The Island Pharisees
John Galsworthy
Paperback
(CreateSpace Independent Publishing Platform, Sept. 26, 2014)
Each man born into the world is born like Shelton in this book—to go a journey, and for the most part he is born on the high road. At first he sits there in the dust, with his little chubby hands reaching at nothing, and his little solemn eyes staring into space. As soon as he can toddle, he moves, by the queer instinct we call the love of life, straight along this road, looking neither to the right nor left, so pleased is he to walk.
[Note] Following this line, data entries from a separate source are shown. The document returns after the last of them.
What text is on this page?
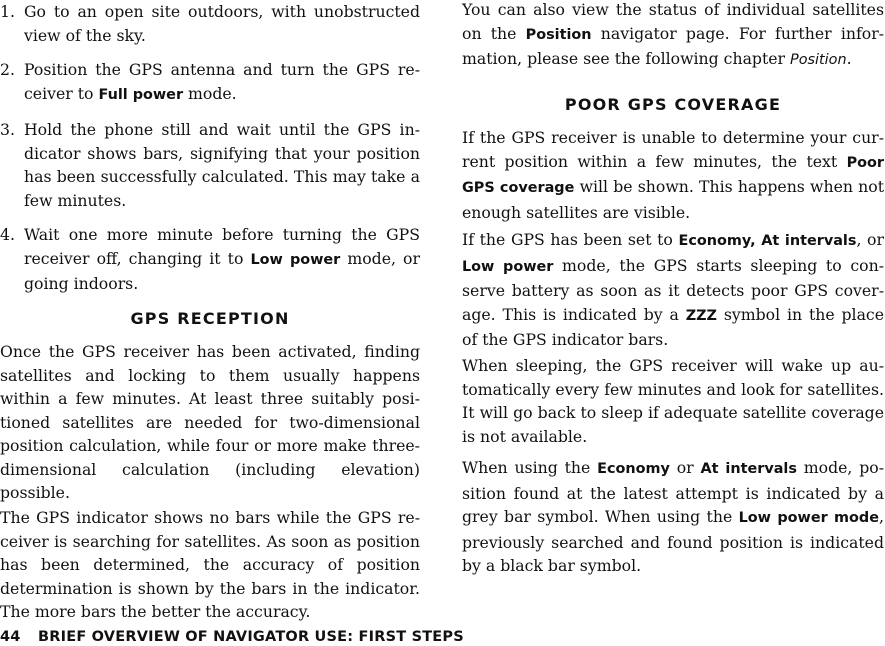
1. Go to an open site outdoors, with unobstructed view of the sky.
2. Position the GPS antenna and turn the GPS receiver to Full power mode.
3. Hold the phone still and wait until the GPS indicator shows bars, signifying that your position has been successfully calculated. This may take a few minutes.
4. Wait one more minute before turning the GPS receiver off, changing it to Low power mode, or going indoors.
GPS RECEPTION

Once the GPS receiver has been activated, finding satellites and locking to them usually happens within a few minutes. At least three suitably positioned satellites are needed for two-dimensional position calculation, while four or more make three-dimensional calculation (including elevation) possible.

The GPS indicator shows no bars while the GPS receiver is searching for satellites. As soon as position has been determined, the accuracy of position determination is shown by the bars in the indicator. The more bars the better the accuracy.

You can also view the status of individual satellites on the Position navigator page. For further information, please see the following chapter Position.

POOR GPS COVERAGE

If the GPS receiver is unable to determine your current position within a few minutes, the text Poor GPS coverage will be shown. This happens when not enough satellites are visible.

If the GPS has been set to Economy, At intervals, or Low power mode, the GPS starts sleeping to conserve battery as soon as it detects poor GPS coverage. This is indicated by a ZZZ symbol in the place of the GPS indicator bars.

When sleeping, the GPS receiver will wake up automatically every few minutes and look for satellites. It will go back to sleep if adequate satellite coverage is not available.

When using the Economy or At intervals mode, position found at the latest attempt is indicated by a grey bar symbol. When using the Low power mode, previously searched and found position is indicated by a black bar symbol.

44 BRIEF OVERVIEW OF NAVIGATOR USE: FIRST STEPS
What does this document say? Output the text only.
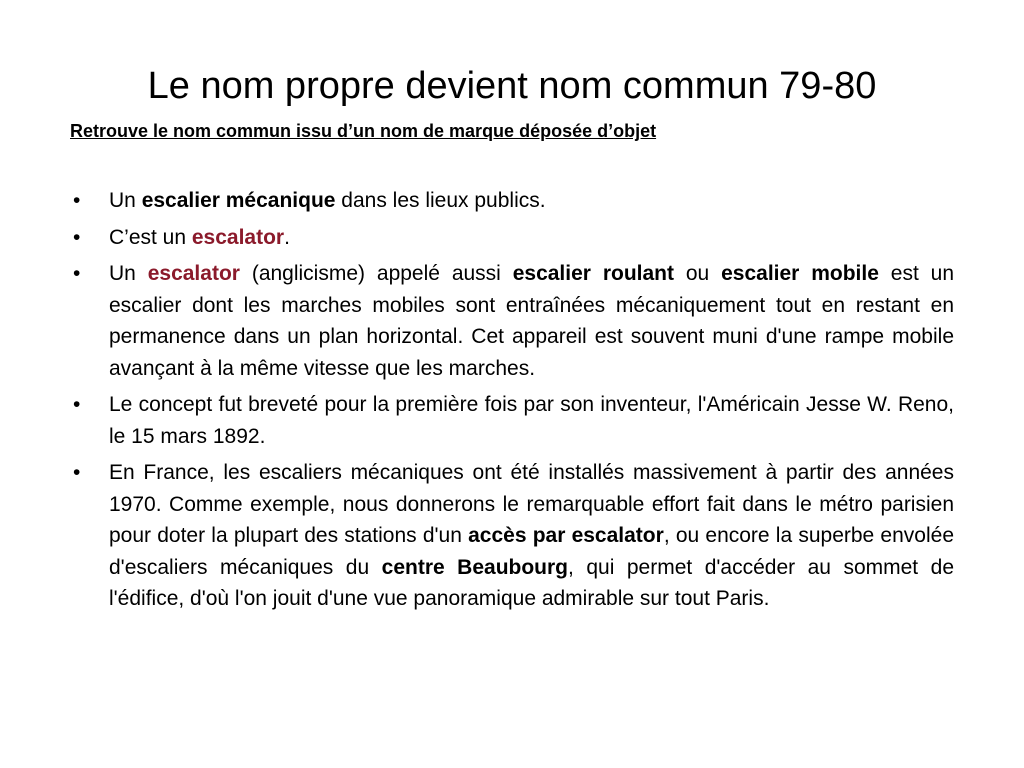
Le nom propre devient nom commun 79-80

Retrouve le nom commun issu d’un nom de marque déposée d’objet

• Un escalier mécanique dans les lieux publics.
• C’est un escalator.
• Un escalator (anglicisme) appelé aussi escalier roulant ou escalier mobile est un escalier dont les marches mobiles sont entraînées mécaniquement tout en restant en permanence dans un plan horizontal. Cet appareil est souvent muni d'une rampe mobile avançant à la même vitesse que les marches.
• Le concept fut breveté pour la première fois par son inventeur, l'Américain Jesse W. Reno, le 15 mars 1892.
• En France, les escaliers mécaniques ont été installés massivement à partir des années 1970. Comme exemple, nous donnerons le remarquable effort fait dans le métro parisien pour doter la plupart des stations d'un accès par escalator, ou encore la superbe envolée d'escaliers mécaniques du centre Beaubourg, qui permet d'accéder au sommet de l'édifice, d'où l'on jouit d'une vue panoramique admirable sur tout Paris.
And he is charmed with everything—with the nice flat road, all broad and white, with his own feet, and with the prospect he can see on either hand. The sun shines, and he finds the road a little hot and dusty; the rain falls, and he splashes through the muddy puddles. It makes no matter—all is pleasant; his fathers went this way before him; they made this road for him to tread, and, when they bred him, passed into his fibre the love of doing things as they themselves had done them. So he walks on and on, resting comfortably at nights under the roofs that have been raised to shelter him, by those who went before. Suddenly one day, without intending to, he notices a path or opening in the hedge, leading to right or left, and he stands, looking at the undiscovered. After that he stops at all the openings in the hedge; one day, with a beating heart, he tries one. And this is where the fun begins.